Le projet de loi souligne que les stablecoins peuvent constituer une alternative aux paiements par carte de débit et se prêtent à un usage quotidien réglementé. Outre la reconnaissance du stablecoin comme moyen de paiement légal, le projet de loi fixe un plafond de 200 euros pour les transactions exonérées d'impôt. Les stablecoins pourront également servir au paiement des impôts si le projet de loi est adopté.
Le nouveau projet de loi spécifique à la France pourrait assouplir certaines réglementations MiCA au niveau de l'Union européenne afin de faciliter l'émission de stablecoins par les banques et même les entreprises européennes. Plus particulièrement, ce projet de loi s'opposerait à la création d'actifs numériques par des autorités centralisées, considérée comme une atteinte à la liberté financière.
Cette proposition intègre l'activité Bitcoin au système financier français
Le nouveau projet de loi comprend davantage de dispositions relatives au traitement favorable des mineurs en matière d'accès à l'énergie et de fiscalité. L'État pourrait modifier la fiscalité et proposer des régimes plus souples pour les centres de données minières.
De plus, le Bitcoin peut être considéré comme une garantie suffisante pour certains types de prêts. Afin de favoriser son adoption, le projet de loi prévoit également un accès aux cryptomonnaies via des titres négociés en bourse (ETN).
Sur le plan technologique, la France figure parmi les régions les plus avancées en matière de cryptomonnaies. Toutefois, certaines applications plus libérales de la blockchain y sont limitées, comme ce fut le cas pour Polymarket.
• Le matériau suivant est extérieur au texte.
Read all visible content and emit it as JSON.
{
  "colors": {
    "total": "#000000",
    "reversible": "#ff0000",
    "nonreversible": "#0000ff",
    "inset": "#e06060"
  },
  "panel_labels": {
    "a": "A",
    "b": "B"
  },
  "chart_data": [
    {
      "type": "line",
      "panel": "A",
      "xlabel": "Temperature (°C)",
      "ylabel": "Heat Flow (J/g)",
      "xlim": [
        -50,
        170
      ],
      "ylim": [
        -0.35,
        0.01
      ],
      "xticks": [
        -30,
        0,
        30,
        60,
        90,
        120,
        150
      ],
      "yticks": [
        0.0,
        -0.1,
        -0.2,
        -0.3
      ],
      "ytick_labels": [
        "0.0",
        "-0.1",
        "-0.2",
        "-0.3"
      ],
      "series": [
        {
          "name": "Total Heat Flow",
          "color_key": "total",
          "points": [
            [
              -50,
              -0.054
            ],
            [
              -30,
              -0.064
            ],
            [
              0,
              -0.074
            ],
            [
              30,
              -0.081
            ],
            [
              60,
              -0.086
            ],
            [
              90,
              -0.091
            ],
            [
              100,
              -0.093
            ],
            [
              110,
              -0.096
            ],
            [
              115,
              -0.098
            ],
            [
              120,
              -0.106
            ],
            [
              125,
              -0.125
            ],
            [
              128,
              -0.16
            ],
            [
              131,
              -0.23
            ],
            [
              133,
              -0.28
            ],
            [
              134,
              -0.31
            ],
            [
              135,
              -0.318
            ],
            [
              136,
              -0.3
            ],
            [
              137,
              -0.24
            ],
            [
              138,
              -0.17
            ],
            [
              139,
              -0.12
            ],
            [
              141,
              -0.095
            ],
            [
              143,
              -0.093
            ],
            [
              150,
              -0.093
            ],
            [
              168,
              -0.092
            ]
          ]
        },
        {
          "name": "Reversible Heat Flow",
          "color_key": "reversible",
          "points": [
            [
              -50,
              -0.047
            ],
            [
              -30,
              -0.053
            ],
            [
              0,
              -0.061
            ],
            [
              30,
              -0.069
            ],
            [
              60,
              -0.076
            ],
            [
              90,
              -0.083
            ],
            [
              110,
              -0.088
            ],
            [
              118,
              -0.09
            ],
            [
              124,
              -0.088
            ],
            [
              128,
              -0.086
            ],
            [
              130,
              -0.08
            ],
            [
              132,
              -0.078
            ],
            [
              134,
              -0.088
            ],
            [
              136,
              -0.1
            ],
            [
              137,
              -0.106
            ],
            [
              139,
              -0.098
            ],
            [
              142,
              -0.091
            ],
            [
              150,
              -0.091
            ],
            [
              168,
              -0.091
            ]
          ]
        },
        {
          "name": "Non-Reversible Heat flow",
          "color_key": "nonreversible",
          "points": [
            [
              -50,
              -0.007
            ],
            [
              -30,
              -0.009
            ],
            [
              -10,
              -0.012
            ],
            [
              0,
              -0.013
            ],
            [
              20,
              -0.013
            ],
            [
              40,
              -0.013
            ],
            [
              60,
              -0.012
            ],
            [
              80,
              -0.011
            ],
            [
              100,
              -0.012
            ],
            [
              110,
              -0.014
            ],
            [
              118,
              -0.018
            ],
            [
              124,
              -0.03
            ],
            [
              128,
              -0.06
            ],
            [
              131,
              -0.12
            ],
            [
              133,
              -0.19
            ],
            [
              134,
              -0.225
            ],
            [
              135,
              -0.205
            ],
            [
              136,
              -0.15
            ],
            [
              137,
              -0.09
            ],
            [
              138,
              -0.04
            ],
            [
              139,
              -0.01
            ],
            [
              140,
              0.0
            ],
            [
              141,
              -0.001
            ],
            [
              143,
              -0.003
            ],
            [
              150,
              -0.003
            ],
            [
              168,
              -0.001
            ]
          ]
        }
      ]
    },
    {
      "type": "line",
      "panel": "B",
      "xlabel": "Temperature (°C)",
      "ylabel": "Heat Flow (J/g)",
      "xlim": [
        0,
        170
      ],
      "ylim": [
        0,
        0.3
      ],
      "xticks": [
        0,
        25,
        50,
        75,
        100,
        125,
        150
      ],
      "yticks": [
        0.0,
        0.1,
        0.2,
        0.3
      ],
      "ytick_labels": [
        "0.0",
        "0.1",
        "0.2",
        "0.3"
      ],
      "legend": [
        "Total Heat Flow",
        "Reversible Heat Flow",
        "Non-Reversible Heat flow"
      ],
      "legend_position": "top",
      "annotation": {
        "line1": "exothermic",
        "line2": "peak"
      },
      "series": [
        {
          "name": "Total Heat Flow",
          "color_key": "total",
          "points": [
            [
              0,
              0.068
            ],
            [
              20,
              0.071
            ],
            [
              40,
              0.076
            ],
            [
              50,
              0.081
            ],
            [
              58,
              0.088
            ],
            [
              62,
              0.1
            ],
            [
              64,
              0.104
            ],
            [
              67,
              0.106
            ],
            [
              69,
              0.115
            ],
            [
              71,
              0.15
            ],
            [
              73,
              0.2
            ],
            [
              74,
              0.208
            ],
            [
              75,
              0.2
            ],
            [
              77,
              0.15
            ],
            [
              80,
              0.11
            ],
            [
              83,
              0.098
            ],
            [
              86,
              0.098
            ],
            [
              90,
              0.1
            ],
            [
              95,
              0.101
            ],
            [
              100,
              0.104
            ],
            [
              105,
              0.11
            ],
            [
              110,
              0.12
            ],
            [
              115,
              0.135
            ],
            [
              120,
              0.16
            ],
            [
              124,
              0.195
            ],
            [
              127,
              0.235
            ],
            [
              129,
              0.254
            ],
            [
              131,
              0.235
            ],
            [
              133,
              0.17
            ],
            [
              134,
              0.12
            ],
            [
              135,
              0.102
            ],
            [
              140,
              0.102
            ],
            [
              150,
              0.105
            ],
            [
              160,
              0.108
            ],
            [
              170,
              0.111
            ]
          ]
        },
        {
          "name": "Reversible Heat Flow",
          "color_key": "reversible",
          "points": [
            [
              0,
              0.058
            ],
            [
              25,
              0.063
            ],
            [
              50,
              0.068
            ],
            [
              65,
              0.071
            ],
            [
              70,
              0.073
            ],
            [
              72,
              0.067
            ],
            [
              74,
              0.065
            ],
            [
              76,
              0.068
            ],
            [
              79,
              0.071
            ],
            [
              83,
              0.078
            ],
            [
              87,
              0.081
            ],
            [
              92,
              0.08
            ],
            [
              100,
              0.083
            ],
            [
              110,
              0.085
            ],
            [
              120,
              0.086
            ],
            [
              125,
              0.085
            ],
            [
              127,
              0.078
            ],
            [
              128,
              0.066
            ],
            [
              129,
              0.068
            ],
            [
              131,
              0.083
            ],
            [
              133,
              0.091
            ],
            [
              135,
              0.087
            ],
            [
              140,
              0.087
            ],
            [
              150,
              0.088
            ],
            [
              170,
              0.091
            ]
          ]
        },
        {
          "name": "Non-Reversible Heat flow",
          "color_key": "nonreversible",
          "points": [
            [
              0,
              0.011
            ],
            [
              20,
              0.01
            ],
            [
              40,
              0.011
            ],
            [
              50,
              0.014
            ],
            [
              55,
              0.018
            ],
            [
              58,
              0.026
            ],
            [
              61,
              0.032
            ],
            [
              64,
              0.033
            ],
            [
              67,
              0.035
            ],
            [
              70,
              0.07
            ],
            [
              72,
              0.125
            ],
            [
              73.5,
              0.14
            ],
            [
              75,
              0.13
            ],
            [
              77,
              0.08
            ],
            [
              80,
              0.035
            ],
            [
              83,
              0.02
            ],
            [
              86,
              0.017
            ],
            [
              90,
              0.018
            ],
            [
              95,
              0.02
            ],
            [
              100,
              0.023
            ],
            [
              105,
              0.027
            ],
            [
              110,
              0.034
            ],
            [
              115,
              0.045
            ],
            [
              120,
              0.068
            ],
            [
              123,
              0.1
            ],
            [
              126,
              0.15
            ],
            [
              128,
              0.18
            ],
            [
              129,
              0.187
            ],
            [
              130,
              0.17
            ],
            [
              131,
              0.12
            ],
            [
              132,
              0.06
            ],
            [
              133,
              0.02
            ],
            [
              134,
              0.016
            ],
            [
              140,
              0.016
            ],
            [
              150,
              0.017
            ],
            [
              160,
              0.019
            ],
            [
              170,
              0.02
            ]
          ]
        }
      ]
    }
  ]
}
Le projet de loi actuel se concentre davantage sur les aspects financiers du Bitcoin et des stablecoins.
Bien qu'ambitieux, le nouveau projet de loi de l'UDR repose sur un impact politique limité et son adoption est peu probable. Il aborde néanmoins des questions clés relatives à l'utilisation et à l'adoption des cryptomonnaies, ouvrant la voie à une évolution positive de l'acceptation du Bitcoin et d'autres technologies.